Hereditary non-polyposis colorectal cancer (HNPCC) is characterized genetically by germline mutations in DNA mismatch repair (MMR) genes. Immunohistochemistry (IHC) has high sensitivity and specificity for identifying MMR-deficient tumours. This study investigated the clinical presentations and frequency of HNPCC in Taiwan by combined Amsterdam II criteria (AC-II) and IHC. In 1995-2003, 7108 patients with primary colorectal cancer registered in Chang Gung Memorial Hospital's Colorectal Cancer Registry were screened using AC-II. Tumour specimens were analysed for MMR protein expression by IHC, and relevant clinicopathological details were documented.
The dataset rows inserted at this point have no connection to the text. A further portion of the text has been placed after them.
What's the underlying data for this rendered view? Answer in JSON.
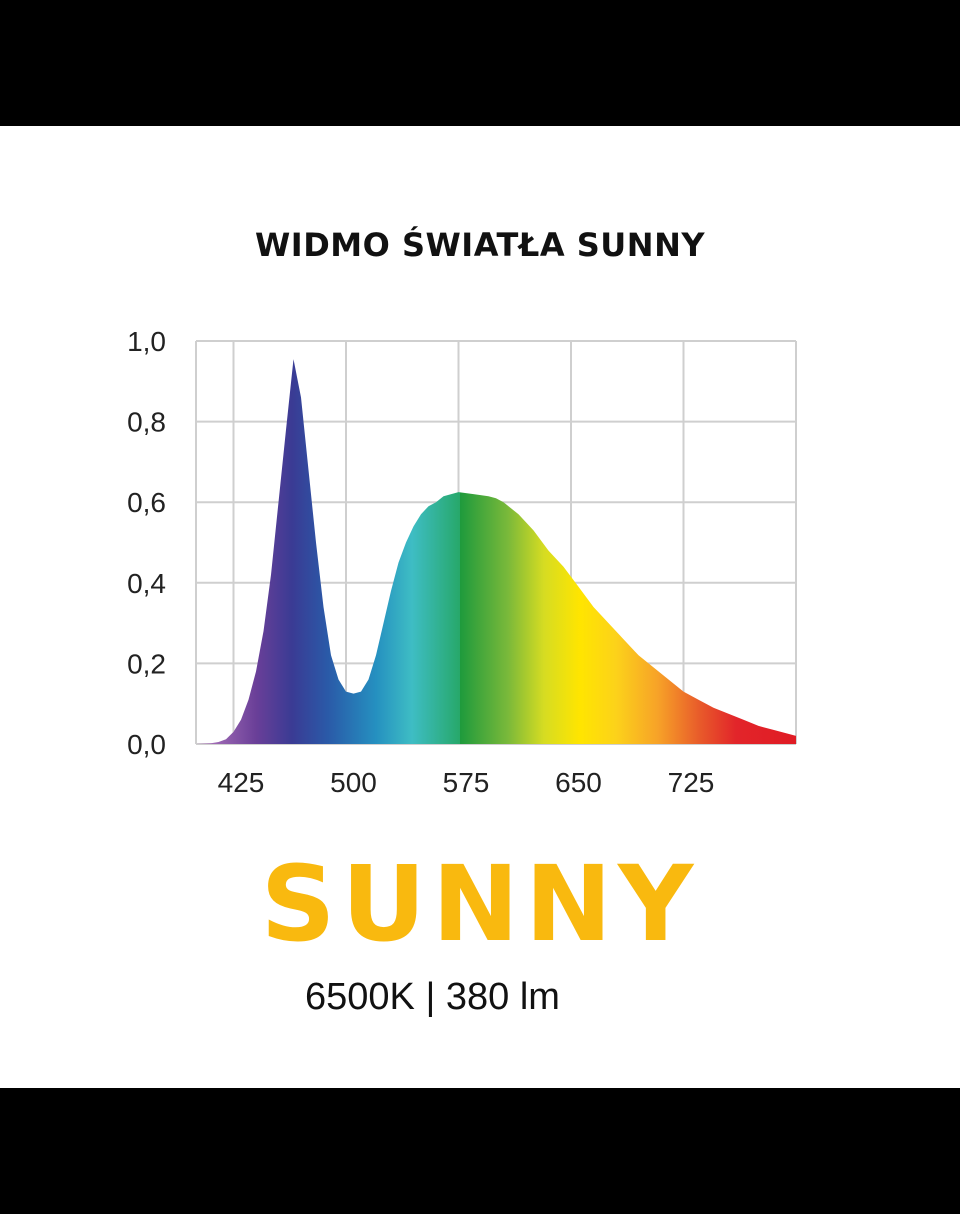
{
  "page": {
    "brand": "SUNNY",
    "spec": "6500K | 380 lm",
    "brand_color": "#f9b90f",
    "background": "#000000",
    "panel_background": "#ffffff"
  },
  "chart_data": {
    "type": "area",
    "title": "WIDMO ŚWIATŁA SUNNY",
    "xlabel": "",
    "ylabel": "",
    "xlim": [
      375,
      775
    ],
    "ylim": [
      0,
      1.0
    ],
    "x_ticks": [
      425,
      500,
      575,
      650,
      725
    ],
    "x_tick_labels": [
      "425",
      "500",
      "575",
      "650",
      "725"
    ],
    "y_ticks": [
      0,
      0.2,
      0.4,
      0.6,
      0.8,
      1.0
    ],
    "y_tick_labels": [
      "0,0",
      "0,2",
      "0,4",
      "0,6",
      "0,8",
      "1,0"
    ],
    "grid": true,
    "fill": "visible-spectrum-gradient",
    "series": [
      {
        "x": [
          375,
          385,
          390,
          395,
          400,
          405,
          410,
          415,
          420,
          425,
          430,
          435,
          440,
          445,
          450,
          455,
          460,
          465,
          470,
          475,
          480,
          485,
          490,
          495,
          500,
          505,
          510,
          515,
          520,
          525,
          530,
          535,
          540,
          550,
          560,
          570,
          575,
          580,
          590,
          600,
          610,
          620,
          630,
          640,
          650,
          660,
          670,
          680,
          690,
          700,
          710,
          720,
          730,
          740,
          750,
          760,
          770,
          775
        ],
        "y": [
          0.0,
          0.002,
          0.005,
          0.012,
          0.03,
          0.06,
          0.11,
          0.18,
          0.28,
          0.42,
          0.6,
          0.78,
          0.955,
          0.86,
          0.68,
          0.5,
          0.34,
          0.22,
          0.16,
          0.13,
          0.125,
          0.13,
          0.16,
          0.22,
          0.3,
          0.38,
          0.45,
          0.5,
          0.54,
          0.57,
          0.59,
          0.6,
          0.615,
          0.625,
          0.62,
          0.615,
          0.61,
          0.6,
          0.57,
          0.53,
          0.48,
          0.44,
          0.39,
          0.34,
          0.3,
          0.26,
          0.22,
          0.19,
          0.16,
          0.13,
          0.11,
          0.09,
          0.075,
          0.06,
          0.045,
          0.035,
          0.025,
          0.02
        ]
      }
    ]
  }
}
Some 83 patients fulfilled the AC-II. Clinicopathologically, 43 patients (52 per cent) had proximal tumours, ten (12 per cent) had poorly differentiated cancers, 17 (20 per cent) had mucinous adenocarcinoma and 51 (61 per cent) had stage I-II tumours. Seventeen patients developed second primary colonic and extracolonic cancers over a mean 7.2-year follow-up. Immunohistochemically, 58 patients were MMR protein deficient. They had a significantly earlier age of onset (P < 0.001), more proximal tumour location (P = 0.002), less advanced tumour stage (P = 0.008) and more second primary cancers (P = 0.017) compared with MMR-competent patients. These data show significant differences in clinical features between MMR protein-deficient and MMR competent subgroups.